Westphalian School, circa 1490
PROPERTY OF AN IMPORTANT PRIVATE COLLECTION
Westphalian School, circa 1490

Saint Michael Expelling the Rebel Angels

Details
Westphalian School, circa 1490
Saint Michael Expelling the Rebel Angels
oil on panel, unframed
45 ¾ x 29 ½ in. (116.3 x 74.9 cm.)
Provenance
Private collection, Switzerland.
Art market, Switzerland, where acquired by the present owner.
Sale room notice
Please note the provenance for this lot should read:

Anonymous sale; Fischer auctions, Lucerne, 1959 (according to the 2011 Koller catalogue).
Private collection, Switzerland.
Anonymous sale; Koller Auktionen AG, Zurich, 1 April 2011, lot 3003, as Burgundy / Northern France, circa 1480/90, where acquired by the present owner.

Lot Essay

A brilliant palette of acerbic hues accentuates the tumultuous energy of the scene unfolding in this panel: Saint Michael and his fellow angels casting Lucifer and the rebel angels from heaven. Michael dominates the composition, the peridot feathers of his magnificent wings echoed in the green velvet lining of his damask robe that flutters vigorously about him. With an impassive expression he brandishes his sword above Lucifer (the light-bearer), whose fair face and golden ringlets remain a mark of angelic beauty, but whose hands have already been transformed into hideous appendages resembling chicken feet. Beneath him, other fallen angels spiral toward hell, some still clad in their voluminous robes, others having already lost this privilege, their nudity revealing the full extent of their Boschian monstrosity.

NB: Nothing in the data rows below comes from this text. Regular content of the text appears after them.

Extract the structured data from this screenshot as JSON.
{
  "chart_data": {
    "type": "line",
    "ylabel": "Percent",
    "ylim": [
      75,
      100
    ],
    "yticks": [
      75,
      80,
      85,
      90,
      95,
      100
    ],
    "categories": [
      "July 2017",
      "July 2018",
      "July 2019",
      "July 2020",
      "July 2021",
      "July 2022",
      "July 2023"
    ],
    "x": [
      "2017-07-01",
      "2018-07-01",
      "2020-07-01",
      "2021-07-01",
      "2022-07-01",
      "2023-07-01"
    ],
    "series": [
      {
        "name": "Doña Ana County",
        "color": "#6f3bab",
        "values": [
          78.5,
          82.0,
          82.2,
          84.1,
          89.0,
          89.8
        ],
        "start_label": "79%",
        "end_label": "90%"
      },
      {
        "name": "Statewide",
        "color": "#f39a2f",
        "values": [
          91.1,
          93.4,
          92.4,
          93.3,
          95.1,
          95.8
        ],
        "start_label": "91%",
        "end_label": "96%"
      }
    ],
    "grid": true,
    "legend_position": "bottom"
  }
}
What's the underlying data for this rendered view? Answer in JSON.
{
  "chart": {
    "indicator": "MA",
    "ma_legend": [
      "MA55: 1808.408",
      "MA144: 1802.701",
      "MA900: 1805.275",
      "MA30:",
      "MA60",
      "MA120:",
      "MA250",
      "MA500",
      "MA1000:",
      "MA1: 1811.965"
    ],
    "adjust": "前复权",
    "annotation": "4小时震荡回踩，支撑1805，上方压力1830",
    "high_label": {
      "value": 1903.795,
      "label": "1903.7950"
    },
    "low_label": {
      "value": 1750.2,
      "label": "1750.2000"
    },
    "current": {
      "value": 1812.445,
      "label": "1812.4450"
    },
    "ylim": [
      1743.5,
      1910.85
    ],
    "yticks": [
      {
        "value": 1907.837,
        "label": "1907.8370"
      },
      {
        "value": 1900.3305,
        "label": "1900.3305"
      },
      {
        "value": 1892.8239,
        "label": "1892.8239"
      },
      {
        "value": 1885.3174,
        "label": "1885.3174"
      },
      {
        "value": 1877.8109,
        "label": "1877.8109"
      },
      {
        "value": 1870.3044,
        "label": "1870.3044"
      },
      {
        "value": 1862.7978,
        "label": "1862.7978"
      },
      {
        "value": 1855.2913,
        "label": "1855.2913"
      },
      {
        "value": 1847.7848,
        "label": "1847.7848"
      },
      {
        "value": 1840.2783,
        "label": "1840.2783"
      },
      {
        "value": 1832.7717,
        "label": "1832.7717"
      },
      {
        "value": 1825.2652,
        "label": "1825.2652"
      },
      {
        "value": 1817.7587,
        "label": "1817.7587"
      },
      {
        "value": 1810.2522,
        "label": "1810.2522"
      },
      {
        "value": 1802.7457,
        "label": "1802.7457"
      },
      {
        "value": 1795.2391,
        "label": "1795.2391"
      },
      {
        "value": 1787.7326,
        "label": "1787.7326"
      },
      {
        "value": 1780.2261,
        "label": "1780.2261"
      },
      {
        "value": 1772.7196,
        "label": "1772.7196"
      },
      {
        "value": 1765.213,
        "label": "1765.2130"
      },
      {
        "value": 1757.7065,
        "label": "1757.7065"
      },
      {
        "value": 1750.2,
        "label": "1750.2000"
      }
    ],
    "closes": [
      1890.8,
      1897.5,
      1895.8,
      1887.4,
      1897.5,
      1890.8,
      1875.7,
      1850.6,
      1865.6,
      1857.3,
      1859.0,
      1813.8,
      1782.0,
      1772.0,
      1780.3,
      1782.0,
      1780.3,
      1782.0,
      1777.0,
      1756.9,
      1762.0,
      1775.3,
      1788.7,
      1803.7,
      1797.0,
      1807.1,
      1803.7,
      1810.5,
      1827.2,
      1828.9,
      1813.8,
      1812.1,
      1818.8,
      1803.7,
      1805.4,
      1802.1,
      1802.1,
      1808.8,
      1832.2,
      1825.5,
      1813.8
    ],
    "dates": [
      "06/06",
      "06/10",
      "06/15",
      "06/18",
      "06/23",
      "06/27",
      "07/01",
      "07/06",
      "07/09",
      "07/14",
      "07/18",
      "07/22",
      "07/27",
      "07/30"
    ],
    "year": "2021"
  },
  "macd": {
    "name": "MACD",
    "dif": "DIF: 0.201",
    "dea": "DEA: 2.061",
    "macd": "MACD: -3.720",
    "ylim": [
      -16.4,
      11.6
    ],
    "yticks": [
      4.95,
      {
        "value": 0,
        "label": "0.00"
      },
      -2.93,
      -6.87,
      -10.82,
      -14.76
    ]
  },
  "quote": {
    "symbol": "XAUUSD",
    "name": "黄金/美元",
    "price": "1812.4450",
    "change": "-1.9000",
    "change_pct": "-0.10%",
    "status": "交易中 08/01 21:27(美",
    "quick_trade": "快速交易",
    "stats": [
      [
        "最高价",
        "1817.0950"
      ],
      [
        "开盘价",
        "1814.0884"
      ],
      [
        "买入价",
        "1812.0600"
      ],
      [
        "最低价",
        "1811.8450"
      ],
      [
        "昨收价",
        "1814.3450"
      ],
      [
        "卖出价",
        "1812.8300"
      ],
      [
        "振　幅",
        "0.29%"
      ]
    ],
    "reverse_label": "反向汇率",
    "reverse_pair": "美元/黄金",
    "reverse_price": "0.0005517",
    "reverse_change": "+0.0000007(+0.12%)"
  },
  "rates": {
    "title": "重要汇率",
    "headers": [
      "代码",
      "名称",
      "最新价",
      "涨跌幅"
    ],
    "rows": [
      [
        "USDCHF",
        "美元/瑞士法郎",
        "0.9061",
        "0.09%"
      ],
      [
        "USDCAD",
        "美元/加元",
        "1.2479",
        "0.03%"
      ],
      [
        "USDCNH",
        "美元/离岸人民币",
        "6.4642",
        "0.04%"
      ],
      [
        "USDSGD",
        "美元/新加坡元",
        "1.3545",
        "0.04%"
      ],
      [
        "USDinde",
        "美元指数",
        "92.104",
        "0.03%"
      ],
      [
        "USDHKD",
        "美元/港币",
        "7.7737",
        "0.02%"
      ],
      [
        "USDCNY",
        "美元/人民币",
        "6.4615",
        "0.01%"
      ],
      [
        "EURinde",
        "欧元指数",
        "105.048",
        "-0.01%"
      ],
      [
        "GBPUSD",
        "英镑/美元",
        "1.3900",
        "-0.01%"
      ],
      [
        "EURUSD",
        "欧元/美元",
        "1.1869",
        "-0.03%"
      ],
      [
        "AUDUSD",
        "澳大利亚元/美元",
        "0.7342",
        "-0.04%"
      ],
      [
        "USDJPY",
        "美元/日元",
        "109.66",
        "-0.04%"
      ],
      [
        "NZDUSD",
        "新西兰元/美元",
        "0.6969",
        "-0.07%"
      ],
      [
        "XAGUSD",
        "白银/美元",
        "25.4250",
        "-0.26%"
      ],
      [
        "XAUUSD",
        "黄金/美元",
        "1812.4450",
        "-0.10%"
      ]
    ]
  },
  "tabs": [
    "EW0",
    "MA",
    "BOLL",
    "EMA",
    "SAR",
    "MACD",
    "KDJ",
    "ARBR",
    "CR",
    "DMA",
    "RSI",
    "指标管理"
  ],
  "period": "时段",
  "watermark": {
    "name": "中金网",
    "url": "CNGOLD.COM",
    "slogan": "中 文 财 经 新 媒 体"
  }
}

This epic battle was a popular theme in Northern Renaissance art, its origins dating back to the Limbourg brothers' Très Riches Heures of 1416 (fol. 64v; see L. Silver, "Jheronimus Bosch and the Issue of Origins," Journal of Historians of Netherlandish Art, I:1 (Winter 2009) DOI: 10.5092/jhna.2009.1.1.5). The biblical source is found in the Old Testament (Isaiah 14:12-15), in which the prophet exclaims:

How art thou fallen from heaven,
O Lucifer, son of the morning!
How art thou cut down to the ground,
That didst cast lots over the nations!
And thou sadist in thy heart:
“I will ascend into heaven,
Above the stars of God
Will I exalt my throne…
I will be like the Most High”.

The story is taken up again in the New Testament (Luke 10:18) when Jesus first speaks: “I saw Satan fall like lightning from heaven,” and again in 2 Peter 2:4: “For if God did not spare the angels who sinned, but cast them down to hell and delivered them into chains of darkness, to be reserved for judgment”.
In the Renaissance, the story of the Rebel Angels’ battle with God was understood through the lens of Saint Augustine’s City of God, in which the 5th-century Father of the Church establishes Lucifer’s rebellion as the origin of evil in the world. In this manner, Augustine reoriented the invention of sin, namely that of Pride, to the beginning of the story of Creation, prior to Adam and Eve’s Temptation in the Garden of Eden (ibid.).

Accordingly, this panel could have originally been part of a large polyptych dedicated to the Story of Creation, in a similar manner to Master Bertram’s 1379 Grabow Altarpiece (Kunsthalle, Hamburg), in which the first scene depicts the Fall of the Rebel Angels. Stylistically, however, the author of the present panel drew inspiration from the work of Rogier van der Weyden as interpreted by his student, Hans Memling. In particular, the angel’s facial types, with their protruding eyes, long, narrow noses, and high foreheads crowned by centrally-parted golden curles, find parallels in the numerous angels who populate Memling’s paintings, such as those seen in his Triptych of the Last Judgment (1467-1471, Muzeum Narodowe, Gdansk), as well as his depictions of the Virgin Mary (see, for example, the c. 1467-70 Virgin and Child in the Musées royaux des Beaux-Arts de Belgique, Brussels). Yet the present composition’s overall emphasis on sculptural plasticity, together with the vibrant color scheme dominated by lime greens and frosty shades of red, points to the artist’s Germanic origins. Examination of the panel’s extensive underdrawing, visible to the naked eye in several places, but most clearly seen through infrared reflectography (fig. 1), provides further evidence that the author worked in this region, the birthplace of printmaking. The numerous, agitated drapery folds of the angels’ garments as well as the shadows that define the volumes of their faces are worked out in crisp parallel- and cross-hatches that are so meticulously rendered that it suggests the artist was proficient in making woodcuts and engravings.